Institutions bound to invest money according to Islamic principles have more to consider than their bottom line. Many businesses are just not compatible with Islam, and it is important to know which stocks should be left out of an Islamic portfolio.
Index provider Dow Jones has catered for the Islamic investment market for three and a half years with its Islamic Market Indices. So popular are the benchmarks, that expansion is on the horizon for the index series, says Rushdi Siddiqui, director of the Islamic Index.
“Now that we have 34 Islamic indexes and nearly $1.5bn (E1.6bn) of assets managed against the family of indexes, we are seeing the beginning of more sector based and regional based investing, and customisation is probably not too far into the future,” he says.
“The Dow Jones Islamic Market indexes have given this niche market – equity investing – more credibility and legitimacy,” he says.
The family of indices track Shari’ah compliant stocks from around the world.
Some businesses are incompatible with Shari’ah Law. These include alcohol, pork-related products, conventional financial services such as banking and insurance and entertainment – hotels, casinos and gambling, cinema, pornography and music.
As well as this, Shari’ah scholars do not advise investing in tobacco manufacturers or defence and weapons businesses. So stocks of companies involved in any of these businesses are not considered suitable for Islamic investing.

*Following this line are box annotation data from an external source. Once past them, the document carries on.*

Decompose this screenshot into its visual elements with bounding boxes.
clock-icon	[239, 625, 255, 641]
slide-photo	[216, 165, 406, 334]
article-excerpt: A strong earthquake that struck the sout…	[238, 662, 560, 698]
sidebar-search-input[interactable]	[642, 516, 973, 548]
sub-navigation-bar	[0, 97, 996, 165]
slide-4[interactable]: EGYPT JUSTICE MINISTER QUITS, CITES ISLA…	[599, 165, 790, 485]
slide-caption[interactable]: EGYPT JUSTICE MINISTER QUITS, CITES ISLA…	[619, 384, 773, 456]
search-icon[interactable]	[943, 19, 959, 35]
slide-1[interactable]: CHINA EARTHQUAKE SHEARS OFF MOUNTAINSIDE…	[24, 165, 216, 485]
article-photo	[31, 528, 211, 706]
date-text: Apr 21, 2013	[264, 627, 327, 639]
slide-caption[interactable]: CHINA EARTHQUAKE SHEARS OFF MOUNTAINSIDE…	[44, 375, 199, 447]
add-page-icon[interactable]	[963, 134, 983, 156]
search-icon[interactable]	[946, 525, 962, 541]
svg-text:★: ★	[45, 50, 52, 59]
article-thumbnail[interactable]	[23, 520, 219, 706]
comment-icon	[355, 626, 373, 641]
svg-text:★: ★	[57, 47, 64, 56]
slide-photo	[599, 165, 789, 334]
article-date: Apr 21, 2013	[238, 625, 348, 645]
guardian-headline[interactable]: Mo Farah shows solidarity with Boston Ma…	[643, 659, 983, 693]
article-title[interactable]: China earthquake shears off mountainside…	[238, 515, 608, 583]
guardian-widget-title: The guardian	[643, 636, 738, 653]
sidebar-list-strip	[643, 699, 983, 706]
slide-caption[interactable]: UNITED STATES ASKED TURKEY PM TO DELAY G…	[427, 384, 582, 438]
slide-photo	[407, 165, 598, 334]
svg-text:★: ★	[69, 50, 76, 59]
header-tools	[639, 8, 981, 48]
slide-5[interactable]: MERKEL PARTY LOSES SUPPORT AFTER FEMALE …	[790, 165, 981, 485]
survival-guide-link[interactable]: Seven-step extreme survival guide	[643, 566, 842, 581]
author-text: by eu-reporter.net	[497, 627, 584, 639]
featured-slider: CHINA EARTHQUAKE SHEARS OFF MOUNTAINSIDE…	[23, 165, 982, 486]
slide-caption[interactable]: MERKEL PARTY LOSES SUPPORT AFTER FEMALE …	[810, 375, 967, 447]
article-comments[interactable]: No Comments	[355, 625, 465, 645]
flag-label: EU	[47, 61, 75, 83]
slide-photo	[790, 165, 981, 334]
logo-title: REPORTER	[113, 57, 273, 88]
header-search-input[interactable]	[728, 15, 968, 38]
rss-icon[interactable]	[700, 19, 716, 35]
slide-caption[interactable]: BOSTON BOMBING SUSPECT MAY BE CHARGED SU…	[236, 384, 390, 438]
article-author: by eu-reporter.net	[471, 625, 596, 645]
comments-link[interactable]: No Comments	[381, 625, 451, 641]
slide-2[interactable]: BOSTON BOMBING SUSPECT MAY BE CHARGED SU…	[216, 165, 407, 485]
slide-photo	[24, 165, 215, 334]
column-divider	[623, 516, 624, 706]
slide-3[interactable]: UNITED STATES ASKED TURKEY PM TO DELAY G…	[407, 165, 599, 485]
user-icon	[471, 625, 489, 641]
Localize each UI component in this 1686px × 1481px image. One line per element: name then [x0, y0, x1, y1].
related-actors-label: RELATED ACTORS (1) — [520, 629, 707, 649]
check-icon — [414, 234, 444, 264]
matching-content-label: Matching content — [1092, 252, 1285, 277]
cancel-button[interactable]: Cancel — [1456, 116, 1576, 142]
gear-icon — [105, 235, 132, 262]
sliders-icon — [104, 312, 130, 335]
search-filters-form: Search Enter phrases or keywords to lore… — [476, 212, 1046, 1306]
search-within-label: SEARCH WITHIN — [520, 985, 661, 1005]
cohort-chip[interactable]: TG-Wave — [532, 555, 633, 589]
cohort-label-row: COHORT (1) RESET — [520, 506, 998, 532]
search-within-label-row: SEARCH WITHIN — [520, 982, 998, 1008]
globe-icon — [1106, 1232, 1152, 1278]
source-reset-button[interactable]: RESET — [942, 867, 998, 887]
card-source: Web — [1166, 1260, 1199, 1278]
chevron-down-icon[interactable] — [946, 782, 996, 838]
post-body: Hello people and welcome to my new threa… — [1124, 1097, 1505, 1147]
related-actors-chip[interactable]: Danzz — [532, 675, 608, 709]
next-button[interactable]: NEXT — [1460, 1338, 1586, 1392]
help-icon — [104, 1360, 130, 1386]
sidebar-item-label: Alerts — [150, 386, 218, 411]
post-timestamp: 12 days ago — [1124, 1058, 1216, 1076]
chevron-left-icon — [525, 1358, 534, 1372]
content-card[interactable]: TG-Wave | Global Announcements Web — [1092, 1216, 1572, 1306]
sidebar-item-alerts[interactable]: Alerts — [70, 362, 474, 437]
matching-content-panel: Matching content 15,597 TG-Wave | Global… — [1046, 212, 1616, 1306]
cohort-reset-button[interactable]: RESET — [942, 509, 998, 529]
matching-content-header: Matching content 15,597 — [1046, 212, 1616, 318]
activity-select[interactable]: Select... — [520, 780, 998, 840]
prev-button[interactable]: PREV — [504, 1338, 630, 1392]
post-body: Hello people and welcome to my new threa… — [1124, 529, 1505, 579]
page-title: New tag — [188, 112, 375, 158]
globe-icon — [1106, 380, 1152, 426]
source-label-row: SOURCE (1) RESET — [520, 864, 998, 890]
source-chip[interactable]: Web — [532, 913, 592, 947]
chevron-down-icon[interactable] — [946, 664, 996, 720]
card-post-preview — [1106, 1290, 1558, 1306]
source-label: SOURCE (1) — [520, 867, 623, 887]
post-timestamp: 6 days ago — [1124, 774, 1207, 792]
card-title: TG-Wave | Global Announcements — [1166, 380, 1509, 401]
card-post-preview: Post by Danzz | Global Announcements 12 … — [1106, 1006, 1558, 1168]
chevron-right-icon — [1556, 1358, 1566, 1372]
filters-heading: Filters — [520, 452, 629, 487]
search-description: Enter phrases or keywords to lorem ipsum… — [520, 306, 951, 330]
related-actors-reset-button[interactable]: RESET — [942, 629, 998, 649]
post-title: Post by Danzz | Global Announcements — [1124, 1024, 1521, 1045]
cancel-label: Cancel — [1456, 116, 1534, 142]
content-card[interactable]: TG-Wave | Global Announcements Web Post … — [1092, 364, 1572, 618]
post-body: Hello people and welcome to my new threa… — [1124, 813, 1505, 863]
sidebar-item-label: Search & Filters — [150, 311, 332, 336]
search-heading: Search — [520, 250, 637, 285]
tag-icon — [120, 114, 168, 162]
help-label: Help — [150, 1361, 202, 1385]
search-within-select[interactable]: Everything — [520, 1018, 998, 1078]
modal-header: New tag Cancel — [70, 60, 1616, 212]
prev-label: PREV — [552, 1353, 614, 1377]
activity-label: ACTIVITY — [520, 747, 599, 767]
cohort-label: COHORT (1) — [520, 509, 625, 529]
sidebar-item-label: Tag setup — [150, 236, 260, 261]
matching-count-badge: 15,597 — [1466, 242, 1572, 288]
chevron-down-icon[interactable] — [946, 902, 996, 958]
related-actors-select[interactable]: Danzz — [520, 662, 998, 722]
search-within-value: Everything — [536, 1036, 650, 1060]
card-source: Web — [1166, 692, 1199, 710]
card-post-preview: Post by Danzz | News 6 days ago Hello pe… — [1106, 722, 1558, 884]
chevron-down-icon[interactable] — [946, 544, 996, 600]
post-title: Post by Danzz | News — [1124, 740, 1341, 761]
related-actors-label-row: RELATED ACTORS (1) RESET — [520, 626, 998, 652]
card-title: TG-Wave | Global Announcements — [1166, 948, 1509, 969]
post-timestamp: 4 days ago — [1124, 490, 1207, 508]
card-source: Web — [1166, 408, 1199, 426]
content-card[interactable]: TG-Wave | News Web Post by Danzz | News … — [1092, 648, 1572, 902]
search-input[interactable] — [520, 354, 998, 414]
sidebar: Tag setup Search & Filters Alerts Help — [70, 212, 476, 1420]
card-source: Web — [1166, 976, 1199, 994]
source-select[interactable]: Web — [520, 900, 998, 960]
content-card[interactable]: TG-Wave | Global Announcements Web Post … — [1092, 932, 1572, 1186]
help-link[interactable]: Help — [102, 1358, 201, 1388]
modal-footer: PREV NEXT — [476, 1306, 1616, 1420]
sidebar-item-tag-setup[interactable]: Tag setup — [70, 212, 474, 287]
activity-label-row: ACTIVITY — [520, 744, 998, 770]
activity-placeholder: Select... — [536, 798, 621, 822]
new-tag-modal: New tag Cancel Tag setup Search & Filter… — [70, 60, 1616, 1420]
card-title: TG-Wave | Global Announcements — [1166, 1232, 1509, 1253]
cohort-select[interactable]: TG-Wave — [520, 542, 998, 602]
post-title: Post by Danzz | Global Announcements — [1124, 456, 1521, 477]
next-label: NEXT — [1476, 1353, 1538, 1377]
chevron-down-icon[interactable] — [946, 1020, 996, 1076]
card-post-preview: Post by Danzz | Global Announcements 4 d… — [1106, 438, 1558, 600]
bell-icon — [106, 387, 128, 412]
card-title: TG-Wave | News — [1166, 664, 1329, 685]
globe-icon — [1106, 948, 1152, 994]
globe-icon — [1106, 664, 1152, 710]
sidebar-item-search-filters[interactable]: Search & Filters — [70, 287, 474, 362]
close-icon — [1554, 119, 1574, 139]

The indices, says Siddiqui, are used by Islamic banks, Arab banks and western asset management firms with Islamic mandates, which are mostly for actively managed funds. A few, however, are for index funds and increasingly, the indices are used for structured products.
The series includes the broad DJ Islamic Market Index, the DJ Islamic Market US Index, the DJ Islamic Market Technology Index, the DJ Islamic Market Extra Liquid Index, the DJ Islamic Market Canadian Index, the DJ Islamic Market UK Index, the DJ Islamic Market Europe Index, and the DJ Islamic Market Asia/Pacific Index.
Dow Jones selects stocks for the Islamic indices with the help of a Shari’ah Board of Islamic scholars. The board includes experts such as Shaykh Abdul Sattar Abu Ghuddah, who is a senior Shari’ah Advisor to Albaraka Investment Co of Saudi Arabia and Shaykh Justice Muhammad Taqi Usmani, who has been a member of the Supreme Court of Pakistan since 1982.
The indices are constructed by creating a universe from which stocks can be selected. First, any industry group that represents an incompatible line of business has to be excluded. Companies in other industry groups may also be ruled out if they own prohibited business or earn money from them.
After this, remaining stocks are tested according to three filters designed to remove those with unacceptable debt ratios.
Siddiqui says those running the indices are proud of the hard work they have put into this niche market. “It’s the benchmark for Islamic equity investing,” he says. “And we look forward to sharing our experiences with those wanting a Christian, Catholic, Jewish, or other type of indexes.”